Monday, 22 February 2016

Motions

Minister for Immigration and Border Protection; Attempted Censure

3:36 pm

Photo of Richard MarlesRichard Marles (Corio, Australian Labor Party, Shadow Minister for Immigration and Border Protection) Share this | Hansard source

It is to state the obvious that this debate and this area of public policy is enormously complex and enormously sensitive. There is much in the way the government has handled offshore processing about which we on the opposition side would criticise. We criticise the failure to find credible third-country options in a timely way and we believe this has been one of the critical issues leading to the difficulties faced, right now, in relation to the running of both Manus and Nauru. But what matters deeply in this debate is that we be very clear and very accurate about what facts we know.

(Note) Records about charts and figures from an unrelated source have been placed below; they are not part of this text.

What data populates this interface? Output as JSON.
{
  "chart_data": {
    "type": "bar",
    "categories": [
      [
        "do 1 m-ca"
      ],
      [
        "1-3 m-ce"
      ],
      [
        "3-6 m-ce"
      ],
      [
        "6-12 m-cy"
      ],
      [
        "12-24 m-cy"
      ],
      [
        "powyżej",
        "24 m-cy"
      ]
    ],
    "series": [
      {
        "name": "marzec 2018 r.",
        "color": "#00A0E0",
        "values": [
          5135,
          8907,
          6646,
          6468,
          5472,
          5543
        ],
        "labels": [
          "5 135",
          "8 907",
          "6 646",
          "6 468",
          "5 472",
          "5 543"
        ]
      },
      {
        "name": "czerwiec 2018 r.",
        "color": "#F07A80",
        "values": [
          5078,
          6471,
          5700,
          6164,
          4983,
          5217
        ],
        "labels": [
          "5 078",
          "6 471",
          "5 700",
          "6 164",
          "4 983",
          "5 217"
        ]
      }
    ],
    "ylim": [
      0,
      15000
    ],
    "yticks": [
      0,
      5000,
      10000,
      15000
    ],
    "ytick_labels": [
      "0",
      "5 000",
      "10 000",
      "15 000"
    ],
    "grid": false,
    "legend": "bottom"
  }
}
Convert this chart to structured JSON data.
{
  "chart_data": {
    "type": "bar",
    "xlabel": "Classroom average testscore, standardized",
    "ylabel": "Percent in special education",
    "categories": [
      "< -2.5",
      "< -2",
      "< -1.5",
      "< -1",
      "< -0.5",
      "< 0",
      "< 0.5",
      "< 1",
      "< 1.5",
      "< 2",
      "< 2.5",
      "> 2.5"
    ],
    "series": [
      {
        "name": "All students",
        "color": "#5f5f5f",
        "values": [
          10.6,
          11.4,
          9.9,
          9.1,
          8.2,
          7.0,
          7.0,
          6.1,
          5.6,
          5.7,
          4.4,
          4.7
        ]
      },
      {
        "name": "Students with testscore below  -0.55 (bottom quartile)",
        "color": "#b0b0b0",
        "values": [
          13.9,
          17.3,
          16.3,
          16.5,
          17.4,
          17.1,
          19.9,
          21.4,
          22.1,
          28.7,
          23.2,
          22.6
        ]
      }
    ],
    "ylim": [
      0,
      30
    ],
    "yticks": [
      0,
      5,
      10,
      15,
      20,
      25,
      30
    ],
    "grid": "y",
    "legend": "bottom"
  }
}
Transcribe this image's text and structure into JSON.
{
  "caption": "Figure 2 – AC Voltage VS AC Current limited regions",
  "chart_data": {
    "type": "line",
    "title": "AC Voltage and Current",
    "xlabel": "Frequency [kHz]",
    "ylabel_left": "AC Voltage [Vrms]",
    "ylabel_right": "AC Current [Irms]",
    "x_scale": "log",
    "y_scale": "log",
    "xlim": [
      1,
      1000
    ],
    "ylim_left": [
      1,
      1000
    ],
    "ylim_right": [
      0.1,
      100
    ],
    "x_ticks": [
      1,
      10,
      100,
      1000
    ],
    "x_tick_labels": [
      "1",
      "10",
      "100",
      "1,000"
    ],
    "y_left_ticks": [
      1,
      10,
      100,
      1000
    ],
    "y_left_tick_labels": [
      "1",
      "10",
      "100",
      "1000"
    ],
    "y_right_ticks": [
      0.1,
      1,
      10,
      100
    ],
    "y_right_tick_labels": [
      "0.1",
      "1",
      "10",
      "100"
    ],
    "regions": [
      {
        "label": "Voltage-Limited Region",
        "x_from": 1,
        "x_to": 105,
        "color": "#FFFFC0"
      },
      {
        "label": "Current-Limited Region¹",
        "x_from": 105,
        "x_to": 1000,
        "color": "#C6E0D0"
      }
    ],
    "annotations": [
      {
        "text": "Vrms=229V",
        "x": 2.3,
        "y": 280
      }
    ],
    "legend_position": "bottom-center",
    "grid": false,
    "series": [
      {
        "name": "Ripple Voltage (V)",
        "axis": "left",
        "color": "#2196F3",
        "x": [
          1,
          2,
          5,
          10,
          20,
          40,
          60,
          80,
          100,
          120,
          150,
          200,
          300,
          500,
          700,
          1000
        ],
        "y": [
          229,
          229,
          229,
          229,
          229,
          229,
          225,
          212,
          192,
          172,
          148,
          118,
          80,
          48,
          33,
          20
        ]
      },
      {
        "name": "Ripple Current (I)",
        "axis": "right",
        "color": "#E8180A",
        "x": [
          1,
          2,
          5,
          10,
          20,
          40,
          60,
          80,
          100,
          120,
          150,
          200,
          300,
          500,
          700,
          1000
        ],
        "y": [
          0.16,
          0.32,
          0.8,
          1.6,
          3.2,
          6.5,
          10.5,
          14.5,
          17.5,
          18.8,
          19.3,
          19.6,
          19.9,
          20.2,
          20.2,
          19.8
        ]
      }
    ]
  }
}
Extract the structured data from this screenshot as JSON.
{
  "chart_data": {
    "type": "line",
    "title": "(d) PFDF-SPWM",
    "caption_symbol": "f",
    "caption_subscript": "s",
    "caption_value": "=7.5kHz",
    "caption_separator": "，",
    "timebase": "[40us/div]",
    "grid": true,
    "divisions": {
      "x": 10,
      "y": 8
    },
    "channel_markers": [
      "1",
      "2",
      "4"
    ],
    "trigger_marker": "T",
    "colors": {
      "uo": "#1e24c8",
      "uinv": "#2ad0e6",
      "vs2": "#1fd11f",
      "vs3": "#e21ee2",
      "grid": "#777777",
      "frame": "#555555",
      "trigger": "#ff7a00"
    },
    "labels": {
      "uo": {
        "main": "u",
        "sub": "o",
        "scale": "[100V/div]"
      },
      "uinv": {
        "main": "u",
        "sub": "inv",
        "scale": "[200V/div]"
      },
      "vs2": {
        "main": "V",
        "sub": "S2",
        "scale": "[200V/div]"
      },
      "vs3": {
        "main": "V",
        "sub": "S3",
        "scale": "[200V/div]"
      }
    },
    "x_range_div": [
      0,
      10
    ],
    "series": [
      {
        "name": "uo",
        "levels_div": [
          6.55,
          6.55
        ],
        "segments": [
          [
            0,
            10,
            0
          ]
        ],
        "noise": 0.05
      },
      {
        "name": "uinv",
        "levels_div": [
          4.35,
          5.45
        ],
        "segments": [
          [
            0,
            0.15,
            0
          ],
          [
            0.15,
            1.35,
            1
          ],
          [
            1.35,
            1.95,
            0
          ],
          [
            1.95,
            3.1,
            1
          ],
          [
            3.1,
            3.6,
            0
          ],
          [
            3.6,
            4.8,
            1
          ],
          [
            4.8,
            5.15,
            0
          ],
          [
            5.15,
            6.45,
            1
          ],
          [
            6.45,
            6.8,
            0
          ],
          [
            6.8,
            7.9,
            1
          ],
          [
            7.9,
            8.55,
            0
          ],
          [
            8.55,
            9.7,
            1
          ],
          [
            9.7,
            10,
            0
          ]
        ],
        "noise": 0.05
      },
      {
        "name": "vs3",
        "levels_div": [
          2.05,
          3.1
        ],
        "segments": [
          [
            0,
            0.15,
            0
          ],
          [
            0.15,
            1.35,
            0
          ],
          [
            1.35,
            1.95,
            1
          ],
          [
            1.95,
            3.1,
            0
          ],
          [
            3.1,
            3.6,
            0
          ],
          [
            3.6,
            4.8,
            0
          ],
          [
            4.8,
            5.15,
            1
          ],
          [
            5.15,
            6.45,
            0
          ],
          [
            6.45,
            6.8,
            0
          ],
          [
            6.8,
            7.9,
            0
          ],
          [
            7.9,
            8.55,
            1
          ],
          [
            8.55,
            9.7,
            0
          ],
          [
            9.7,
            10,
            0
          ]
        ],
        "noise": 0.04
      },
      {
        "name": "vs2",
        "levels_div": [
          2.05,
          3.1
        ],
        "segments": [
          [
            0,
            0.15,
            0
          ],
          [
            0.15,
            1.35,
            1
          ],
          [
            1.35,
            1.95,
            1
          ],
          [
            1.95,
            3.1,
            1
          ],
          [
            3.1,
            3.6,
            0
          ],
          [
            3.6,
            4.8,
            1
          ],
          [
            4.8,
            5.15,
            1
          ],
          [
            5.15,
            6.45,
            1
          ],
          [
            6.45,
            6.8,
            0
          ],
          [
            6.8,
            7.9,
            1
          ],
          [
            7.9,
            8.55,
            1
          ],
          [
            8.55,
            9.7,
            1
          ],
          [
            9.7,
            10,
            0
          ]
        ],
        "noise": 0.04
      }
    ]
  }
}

This is an almost impossible debate to have and a problem that is impossible to resolve, in circumstances where what is portrayed and what people say do not marry up with the reality of the situation. There has never been, I would suggest, a debate in this country where it has been more important to be utterly faithful and accurate to the facts as we know them. The opposition will not be supporting the honourable member's motion. This is because he suggested the minister implied something that, clearly, the minister did not say, and the Hansard record will bear that out.

I have looked very closely at the motion and spoke with the minister, briefly, to get his recollection—and I, obviously, have my own recollection of what was said in here. The motion suggests the minister said something he did not. There is a principle in all of this that matters: that we get the facts right as we seek to debate this issue, that we be absolutely and forensically and passionately and zealously accurate about it, because we as a country are not going to resolve this issue so long as we make spin a part of how we go about this. In circumstances where what the minister has said is a matter that is plainly on the record, we are not going to be voting for something that suggests something different. That does not mean the opposition does not have a whole lot of matters of difference between ourselves and the government in relation to this; we do and I made that clear in the opening to this contribution.

In relation to Baby Asha, her treatment and care needs to be handled sensitively. It needs to be handled on the basis of her treating physician's and practitioner's advice. And the decisions government makes on her fate and her family's need to be made on the basis of Australia having an ongoing obligation for the safety of all asylum seekers and refugees in direct and indirect care of the Australian government, both onshore and offshore. That is the basis on which the government should be making its decisions, in relation to Baby Asha and her family, and that is a position the opposition has made clear.

Ultimately, the position we take on the motion put before us today is based on our need and belief that the debate has to be had on the basis of accurately representing what all of us say within that debate, and this resolution simply does not do that.